Do I have the choice of getting my jump saddle with or without rear blocks?

Yes, and it does not change the price.

Do you have different trees for flat back and sway back horses?

Yes. We have multiple differently shaped trees depending on the need of the horse. Regardless of the tree, the seat will still look the same and feel the same to the rider. The difference is how it fits the horse.

Are the trees adjustable, and what does that mean?

Yes they are. This means that it can be narrowed and widened by Revere Saddlery in the case that a horse changes over time or the saddle needs to be fit to another horse.

What are the panels flocked with?

100% real lambs wool.
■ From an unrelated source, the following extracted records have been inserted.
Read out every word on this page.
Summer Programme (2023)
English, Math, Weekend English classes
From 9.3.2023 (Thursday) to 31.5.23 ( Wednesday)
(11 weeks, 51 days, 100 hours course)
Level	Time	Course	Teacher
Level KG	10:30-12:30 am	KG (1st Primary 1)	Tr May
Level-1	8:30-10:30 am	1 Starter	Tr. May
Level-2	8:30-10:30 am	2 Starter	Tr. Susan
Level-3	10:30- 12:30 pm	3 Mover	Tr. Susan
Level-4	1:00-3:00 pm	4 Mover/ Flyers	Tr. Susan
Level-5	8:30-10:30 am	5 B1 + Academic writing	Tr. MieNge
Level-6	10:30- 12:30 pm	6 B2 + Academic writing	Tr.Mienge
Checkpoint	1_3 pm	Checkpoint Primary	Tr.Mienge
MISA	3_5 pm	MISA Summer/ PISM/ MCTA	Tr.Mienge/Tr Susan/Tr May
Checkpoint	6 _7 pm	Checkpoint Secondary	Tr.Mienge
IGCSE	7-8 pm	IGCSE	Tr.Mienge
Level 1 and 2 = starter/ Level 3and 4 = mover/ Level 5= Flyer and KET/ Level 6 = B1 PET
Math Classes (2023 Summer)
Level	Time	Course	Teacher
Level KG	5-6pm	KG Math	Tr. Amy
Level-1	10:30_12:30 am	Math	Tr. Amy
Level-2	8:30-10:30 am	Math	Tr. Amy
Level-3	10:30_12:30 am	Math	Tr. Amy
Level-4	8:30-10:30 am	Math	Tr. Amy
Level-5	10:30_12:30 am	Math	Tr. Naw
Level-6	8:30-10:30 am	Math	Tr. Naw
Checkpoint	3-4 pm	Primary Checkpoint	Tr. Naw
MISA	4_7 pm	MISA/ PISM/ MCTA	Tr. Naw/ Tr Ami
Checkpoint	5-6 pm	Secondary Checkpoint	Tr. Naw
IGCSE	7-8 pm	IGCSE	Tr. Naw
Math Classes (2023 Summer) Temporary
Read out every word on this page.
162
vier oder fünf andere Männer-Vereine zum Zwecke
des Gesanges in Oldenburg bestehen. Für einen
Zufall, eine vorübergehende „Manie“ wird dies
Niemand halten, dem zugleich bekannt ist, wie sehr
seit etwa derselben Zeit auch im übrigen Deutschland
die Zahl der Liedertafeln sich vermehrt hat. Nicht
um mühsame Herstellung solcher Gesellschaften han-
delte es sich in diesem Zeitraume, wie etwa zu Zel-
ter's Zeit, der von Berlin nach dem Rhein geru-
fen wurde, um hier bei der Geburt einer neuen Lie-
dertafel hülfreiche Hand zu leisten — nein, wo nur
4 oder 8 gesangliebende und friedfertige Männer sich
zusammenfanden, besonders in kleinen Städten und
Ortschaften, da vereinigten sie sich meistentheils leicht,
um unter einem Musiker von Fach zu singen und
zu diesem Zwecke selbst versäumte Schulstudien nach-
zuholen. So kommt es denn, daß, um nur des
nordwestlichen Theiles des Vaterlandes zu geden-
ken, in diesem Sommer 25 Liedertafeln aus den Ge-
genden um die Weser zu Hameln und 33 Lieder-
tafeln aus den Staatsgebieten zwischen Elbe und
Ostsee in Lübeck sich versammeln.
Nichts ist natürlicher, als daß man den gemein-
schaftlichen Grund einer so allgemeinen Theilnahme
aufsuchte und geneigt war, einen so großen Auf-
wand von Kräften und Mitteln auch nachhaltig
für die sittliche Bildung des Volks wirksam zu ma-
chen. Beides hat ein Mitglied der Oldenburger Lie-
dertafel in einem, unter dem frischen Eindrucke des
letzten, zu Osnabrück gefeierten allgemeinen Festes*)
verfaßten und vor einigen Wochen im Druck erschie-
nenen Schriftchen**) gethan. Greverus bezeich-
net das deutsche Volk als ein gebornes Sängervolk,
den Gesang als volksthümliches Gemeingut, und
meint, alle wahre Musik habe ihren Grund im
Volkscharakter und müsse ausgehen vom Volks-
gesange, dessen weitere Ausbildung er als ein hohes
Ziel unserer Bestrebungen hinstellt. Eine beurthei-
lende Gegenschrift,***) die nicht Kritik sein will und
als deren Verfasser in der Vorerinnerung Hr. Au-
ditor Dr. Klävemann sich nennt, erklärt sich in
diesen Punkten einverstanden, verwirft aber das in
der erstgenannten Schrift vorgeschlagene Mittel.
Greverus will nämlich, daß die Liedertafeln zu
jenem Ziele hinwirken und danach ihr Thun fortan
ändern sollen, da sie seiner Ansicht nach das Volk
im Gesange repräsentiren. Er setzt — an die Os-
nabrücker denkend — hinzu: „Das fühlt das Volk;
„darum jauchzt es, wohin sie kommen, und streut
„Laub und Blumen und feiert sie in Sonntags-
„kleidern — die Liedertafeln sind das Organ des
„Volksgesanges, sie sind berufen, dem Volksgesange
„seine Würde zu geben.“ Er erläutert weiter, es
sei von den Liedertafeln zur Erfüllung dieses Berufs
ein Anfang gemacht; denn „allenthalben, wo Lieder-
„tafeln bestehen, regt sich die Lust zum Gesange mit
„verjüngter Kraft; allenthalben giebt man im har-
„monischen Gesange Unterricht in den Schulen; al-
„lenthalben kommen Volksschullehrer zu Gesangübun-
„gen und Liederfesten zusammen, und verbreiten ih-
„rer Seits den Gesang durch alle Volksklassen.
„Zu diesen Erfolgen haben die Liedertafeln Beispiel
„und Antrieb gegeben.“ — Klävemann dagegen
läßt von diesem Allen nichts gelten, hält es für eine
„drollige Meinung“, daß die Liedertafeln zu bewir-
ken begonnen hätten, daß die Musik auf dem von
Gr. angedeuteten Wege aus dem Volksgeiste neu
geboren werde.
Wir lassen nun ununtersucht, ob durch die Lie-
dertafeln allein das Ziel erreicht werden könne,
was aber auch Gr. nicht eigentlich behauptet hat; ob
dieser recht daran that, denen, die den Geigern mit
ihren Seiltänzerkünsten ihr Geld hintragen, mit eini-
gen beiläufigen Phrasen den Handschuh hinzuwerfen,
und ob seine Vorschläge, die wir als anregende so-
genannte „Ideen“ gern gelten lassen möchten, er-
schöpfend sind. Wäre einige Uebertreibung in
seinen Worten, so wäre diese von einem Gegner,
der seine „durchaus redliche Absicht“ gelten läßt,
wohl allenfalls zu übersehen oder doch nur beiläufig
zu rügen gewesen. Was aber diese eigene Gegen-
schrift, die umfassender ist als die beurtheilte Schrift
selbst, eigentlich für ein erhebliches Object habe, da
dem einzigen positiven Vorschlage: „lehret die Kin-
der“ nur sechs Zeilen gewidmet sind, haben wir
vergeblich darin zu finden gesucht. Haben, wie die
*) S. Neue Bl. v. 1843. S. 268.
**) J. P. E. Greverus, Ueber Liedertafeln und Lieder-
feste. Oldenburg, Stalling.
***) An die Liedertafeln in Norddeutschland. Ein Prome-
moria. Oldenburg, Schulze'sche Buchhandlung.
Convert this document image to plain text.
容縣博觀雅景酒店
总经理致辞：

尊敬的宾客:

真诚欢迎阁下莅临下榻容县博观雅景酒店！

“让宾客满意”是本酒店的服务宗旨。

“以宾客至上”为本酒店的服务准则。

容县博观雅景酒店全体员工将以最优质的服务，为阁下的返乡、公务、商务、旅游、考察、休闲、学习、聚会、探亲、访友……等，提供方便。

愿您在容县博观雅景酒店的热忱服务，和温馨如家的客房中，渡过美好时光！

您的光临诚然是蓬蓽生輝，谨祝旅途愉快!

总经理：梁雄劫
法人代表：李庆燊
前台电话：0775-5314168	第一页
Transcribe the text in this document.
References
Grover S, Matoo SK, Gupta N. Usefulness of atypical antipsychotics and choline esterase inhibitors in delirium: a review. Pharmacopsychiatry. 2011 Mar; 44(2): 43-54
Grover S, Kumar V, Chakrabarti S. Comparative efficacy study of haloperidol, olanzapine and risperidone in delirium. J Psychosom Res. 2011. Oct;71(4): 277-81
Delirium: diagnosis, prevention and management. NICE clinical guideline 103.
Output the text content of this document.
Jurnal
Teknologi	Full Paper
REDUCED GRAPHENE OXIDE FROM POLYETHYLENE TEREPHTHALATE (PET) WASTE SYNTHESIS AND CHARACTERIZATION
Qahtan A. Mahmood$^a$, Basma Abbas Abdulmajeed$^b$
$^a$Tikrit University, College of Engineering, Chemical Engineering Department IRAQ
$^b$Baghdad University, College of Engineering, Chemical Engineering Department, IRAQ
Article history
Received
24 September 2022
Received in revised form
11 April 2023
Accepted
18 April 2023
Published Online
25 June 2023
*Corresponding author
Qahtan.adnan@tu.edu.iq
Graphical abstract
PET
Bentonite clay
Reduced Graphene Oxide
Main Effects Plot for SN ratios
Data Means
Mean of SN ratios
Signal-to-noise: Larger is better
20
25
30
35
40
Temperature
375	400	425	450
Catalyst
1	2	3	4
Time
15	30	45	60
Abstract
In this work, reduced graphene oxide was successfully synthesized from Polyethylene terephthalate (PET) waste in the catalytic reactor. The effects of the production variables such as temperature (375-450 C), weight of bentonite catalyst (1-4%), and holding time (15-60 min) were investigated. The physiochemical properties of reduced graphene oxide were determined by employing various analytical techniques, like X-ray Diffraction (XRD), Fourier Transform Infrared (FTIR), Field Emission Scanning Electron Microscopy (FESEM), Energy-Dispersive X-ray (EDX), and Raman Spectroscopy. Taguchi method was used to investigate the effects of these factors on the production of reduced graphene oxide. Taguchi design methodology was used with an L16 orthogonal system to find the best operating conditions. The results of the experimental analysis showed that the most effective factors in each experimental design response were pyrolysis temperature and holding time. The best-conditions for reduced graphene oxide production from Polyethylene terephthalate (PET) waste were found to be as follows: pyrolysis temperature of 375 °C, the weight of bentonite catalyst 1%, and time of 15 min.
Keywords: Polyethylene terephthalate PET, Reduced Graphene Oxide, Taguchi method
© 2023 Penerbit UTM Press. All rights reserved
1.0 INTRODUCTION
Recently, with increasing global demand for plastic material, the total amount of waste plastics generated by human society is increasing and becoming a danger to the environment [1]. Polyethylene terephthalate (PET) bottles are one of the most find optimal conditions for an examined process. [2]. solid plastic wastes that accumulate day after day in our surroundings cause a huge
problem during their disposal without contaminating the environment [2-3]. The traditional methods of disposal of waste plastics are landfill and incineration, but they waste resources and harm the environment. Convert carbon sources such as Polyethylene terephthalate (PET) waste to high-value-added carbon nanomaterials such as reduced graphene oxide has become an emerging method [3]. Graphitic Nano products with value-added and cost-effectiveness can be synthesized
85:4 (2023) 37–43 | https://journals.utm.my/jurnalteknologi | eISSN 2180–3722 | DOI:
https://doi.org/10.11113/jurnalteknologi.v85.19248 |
Some companies cut corners by using a synthetic material that creates friction and is much harder that real wool.

Who designs and makes the saddles?

All design is done by Revere Saddlery in California. Parts and materials are sourced from all over the world, largely the USA, England and France.

What is Trapezius Relief and how does it work?

It is the technology we use to design our trees. It frees the horse’s trapezius muscles and allows for freedom of movement in the shoulder. It has a few key points. First, the waist of the tree is made wide so it doesn’t sit on the trap muscles (this also allows for a wider gullet which frees the horse’s entire spine from pressure of the saddle). Second, the tree points are shaped in such a way that provides maximum clearance for the withers, avoiding the withers-pinching that many other saddles do. And third, the tree points are angled slightly backward to free the scapula and allow for free shoulder movement.